The great pagoda was everywhere visible in the dazzling sunlight above the green of the surrounding trees, and at night its dark form climbed up to the stars. It was difficult to comprehend how this hard and brilliant symbol should dominate a religion, which insisted so unwaveringly that everything which delighted the senses, even life itself, was a fleeting illusion." But the shadow of such a doom fell very lightly on the hearts of the people. Antony noticed, judging from their smiling face, the rich colours of their dresses, and the flowers that nestled so coyly in the blue-black hair of the women. This impression was heightened as he journeyed up the Irrawaddy, with a young Burmese student as guide and companion, to Mandalay and thence onward to the hills. After wandering for several days they reached a rest-house which they decided to make their headquarters." It stood at the head of a fertile valley, in whose jade-green depths were visible the clustering pagodas of a large village. In the distance were the mountains which stretched along the frontier. On certain days, by some trick of the weather, they seemed so near that he might almost step out on to their summits. Beyond were parallel ranges, more and more formidable, right into the interior of China.

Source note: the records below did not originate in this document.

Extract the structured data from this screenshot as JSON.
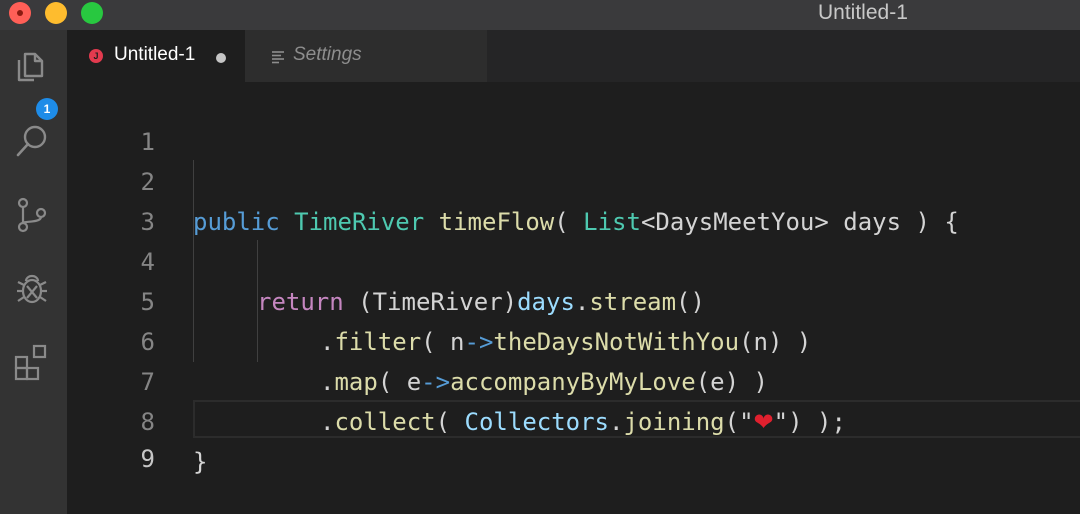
{
  "window": {
    "title": "Untitled-1"
  },
  "activity_bar": {
    "items": [
      {
        "icon": "files-icon",
        "badge": "1"
      },
      {
        "icon": "search-icon"
      },
      {
        "icon": "source-control-icon"
      },
      {
        "icon": "debug-icon"
      },
      {
        "icon": "extensions-icon"
      }
    ]
  },
  "tabs": [
    {
      "label": "Untitled-1",
      "active": true,
      "dirty": true,
      "icon": "java-file-icon"
    },
    {
      "label": "Settings",
      "active": false,
      "icon": "settings-lines-icon"
    }
  ],
  "editor": {
    "line_numbers": [
      "1",
      "2",
      "3",
      "4",
      "5",
      "6",
      "7",
      "8",
      "9"
    ],
    "current_line": "9",
    "tokens": {
      "l2_public": "public",
      "l2_sp1": " ",
      "l2_type": "TimeRiver",
      "l2_sp2": " ",
      "l2_fn": "timeFlow",
      "l2_paren": "( ",
      "l2_list": "List",
      "l2_generic": "<DaysMeetYou> days ) {",
      "l4_return": "return",
      "l4_cast": " (TimeRiver)",
      "l4_days": "days",
      "l4_dot": ".",
      "l4_stream": "stream",
      "l4_end": "()",
      "l5_dot": ".",
      "l5_filter": "filter",
      "l5_open": "( n",
      "l5_arrow": "->",
      "l5_fn": "theDaysNotWithYou",
      "l5_end": "(n) )",
      "l6_dot": ".",
      "l6_map": "map",
      "l6_open": "( e",
      "l6_arrow": "->",
      "l6_fn": "accompanyByMyLove",
      "l6_end": "(e) )",
      "l7_dot": ".",
      "l7_collect": "collect",
      "l7_open": "( ",
      "l7_collectors": "Collectors",
      "l7_dot2": ".",
      "l7_joining": "joining",
      "l7_paren": "(",
      "l7_q1": "\"",
      "l7_heart": "❤",
      "l7_q2": "\"",
      "l7_end": ") );",
      "l8_brace": "}"
    }
  },
  "colors": {
    "keyword": "#569cd6",
    "control_keyword": "#c586c0",
    "type": "#4ec9b0",
    "function": "#dcdcaa",
    "variable": "#9cdcfe",
    "background": "#1e1e1e"
  }
}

As he lingered there, venturing at times down into the valley, where the luxuriance of the vegetation was ever fresh cause for surprise, Antony found that his need for action was growing less and less. In some mysterious way the secret of Buddhist passivity seemed to be in this increasing growth, which he saw, or rather felt, everywhere around him. With an inner calm as if upon the threshold of some ultimate self-recognition, in a state where all the shackles of existence would seem to have fallen from him. when even the bright faces of its women, and their dancing limbs, excited him no more, he had the sensation that he also was becoming a part of this budding growth and decay. This wealth of blossom, which in the past had always made him so acutely conscious of the wonder of life, and brought in due season the swift passionate image of Thelassine before his eyes, was now simply a phase of an ever enduring change. He and she also had become involved in this ceaseless sequence of births and re-births, like drops of water in a river, or the flickering notes in that streak of sunlight which slowly, inevitably, moved across the room.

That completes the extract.